This project implements a dynamic high-frequency trading model using GRU (Gated Recurrent Unit) for predictions and leverages Apache Airflow for workflow orchestration. The project outputs include portfolio values, portfolio positions, an interactive portfolio dashboard, and a trained model file.
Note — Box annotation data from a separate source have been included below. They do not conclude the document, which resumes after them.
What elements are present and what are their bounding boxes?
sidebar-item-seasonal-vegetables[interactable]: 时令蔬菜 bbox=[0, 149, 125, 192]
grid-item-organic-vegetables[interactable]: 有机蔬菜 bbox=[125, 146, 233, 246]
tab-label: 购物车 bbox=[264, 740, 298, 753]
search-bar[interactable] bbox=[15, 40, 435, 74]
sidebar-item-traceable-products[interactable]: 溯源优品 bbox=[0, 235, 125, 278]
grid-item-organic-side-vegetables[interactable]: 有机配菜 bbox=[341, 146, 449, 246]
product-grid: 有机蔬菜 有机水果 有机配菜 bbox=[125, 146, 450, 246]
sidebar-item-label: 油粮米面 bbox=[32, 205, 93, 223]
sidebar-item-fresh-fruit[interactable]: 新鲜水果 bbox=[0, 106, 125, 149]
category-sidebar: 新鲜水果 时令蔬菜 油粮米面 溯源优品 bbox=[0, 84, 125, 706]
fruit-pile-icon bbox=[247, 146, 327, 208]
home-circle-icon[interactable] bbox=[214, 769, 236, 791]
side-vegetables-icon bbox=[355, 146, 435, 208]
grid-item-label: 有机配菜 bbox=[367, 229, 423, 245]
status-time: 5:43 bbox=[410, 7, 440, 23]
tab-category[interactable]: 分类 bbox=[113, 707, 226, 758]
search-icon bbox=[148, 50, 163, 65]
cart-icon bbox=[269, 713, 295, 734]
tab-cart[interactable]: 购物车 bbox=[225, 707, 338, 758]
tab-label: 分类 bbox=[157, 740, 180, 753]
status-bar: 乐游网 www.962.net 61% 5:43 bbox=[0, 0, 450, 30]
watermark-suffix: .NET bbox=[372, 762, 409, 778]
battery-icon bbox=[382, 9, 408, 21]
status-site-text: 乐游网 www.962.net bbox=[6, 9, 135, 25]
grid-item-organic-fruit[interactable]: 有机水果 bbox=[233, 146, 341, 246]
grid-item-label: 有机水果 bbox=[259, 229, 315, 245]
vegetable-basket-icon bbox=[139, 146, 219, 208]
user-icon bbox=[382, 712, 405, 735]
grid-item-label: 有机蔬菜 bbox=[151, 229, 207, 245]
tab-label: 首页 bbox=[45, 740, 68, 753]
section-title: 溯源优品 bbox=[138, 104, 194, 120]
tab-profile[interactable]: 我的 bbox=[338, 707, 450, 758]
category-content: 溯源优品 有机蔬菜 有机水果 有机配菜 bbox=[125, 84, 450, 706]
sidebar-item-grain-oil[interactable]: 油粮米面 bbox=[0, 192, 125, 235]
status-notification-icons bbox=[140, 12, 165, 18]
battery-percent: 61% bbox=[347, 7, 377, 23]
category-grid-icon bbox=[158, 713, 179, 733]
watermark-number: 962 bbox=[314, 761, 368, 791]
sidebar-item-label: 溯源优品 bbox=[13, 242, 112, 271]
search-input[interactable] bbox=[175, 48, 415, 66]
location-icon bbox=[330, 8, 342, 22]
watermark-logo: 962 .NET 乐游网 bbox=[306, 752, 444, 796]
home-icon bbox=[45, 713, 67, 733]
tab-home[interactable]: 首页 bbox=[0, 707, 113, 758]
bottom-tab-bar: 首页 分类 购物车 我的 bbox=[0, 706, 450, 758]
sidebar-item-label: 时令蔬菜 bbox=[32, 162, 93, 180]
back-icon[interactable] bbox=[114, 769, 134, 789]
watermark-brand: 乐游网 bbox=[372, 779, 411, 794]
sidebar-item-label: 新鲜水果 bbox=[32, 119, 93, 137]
202412-12-Dynamic-High-Frequency-Trading-Model/
│
├── dags/
│ ├── project_dag.py # Airflow DAG script
│
├── notebooks/
│ ├── project_gru.ipynb # GRU model generation notebook
│
├── output/
│ ├── data/
│ │ ├── portfolio_values.csv # Example portfolio values data
│ │ ├── portfolio_positions.csv # Example portfolio positions data
│ │
│ ├── html/
│ │ ├── portfolio_dashboard.html # Example portfolio dashboard visualization
│ │
│ ├── model/
│ ├── gru.pth # Trained GRU model file
│
├── README.md
└── requirements.txt
- Clone the repository:
git clone https://github.com/Sapphirine/202412-12-Dynamic-High-Frequency-Trading-Model.git cd 202412-12-Dynamic-High-Frequency-Trading-Model
- Install dependencies:
pip install -r requirements.txt
- Execute the project components:
- Run the Jupyter Notebook:
notebooks/project_gru.ipynb
for GRU model generation. - Use the Airflow DAG:
dags/project_dag.py
to automate workflows.
- Run the Jupyter Notebook:
- Portfolio Values: Example data stored in
output/data/portfolio_values.csv
. - Portfolio Positions: Example details stored in
output/data/portfolio_positions.csv
. - Dashboard: Example visualization in
output/html/portfolio_dashboard.html
.- Live Demo: Portfolio Dashboard
- Trained Model: The trained GRU model is saved as
output/models/gru.pth
.
For a detailed walkthrough of the project, watch the video: Project Video Overview
The project requires the following Python libraries (install only these, as others are part of Python's standard library):
- airflow
- yfinance
- pandas
- numpy
- torch
- pandas_market_calendars
- cvxpy
- pendulum
- plotly
- scipy
- sklearn
- matplotlib
To install all dependencies, use:
pip install -r requirements.txt
- Honghao Huang (hh3042)
- Yining Gan (yg2960)
- Ensure Apache Airflow is installed and properly configured.
- The
portfolio_dashboard.html
file provides an example of portfolio insights. - The
gru.pth
file contains the saved GRU model for reuse.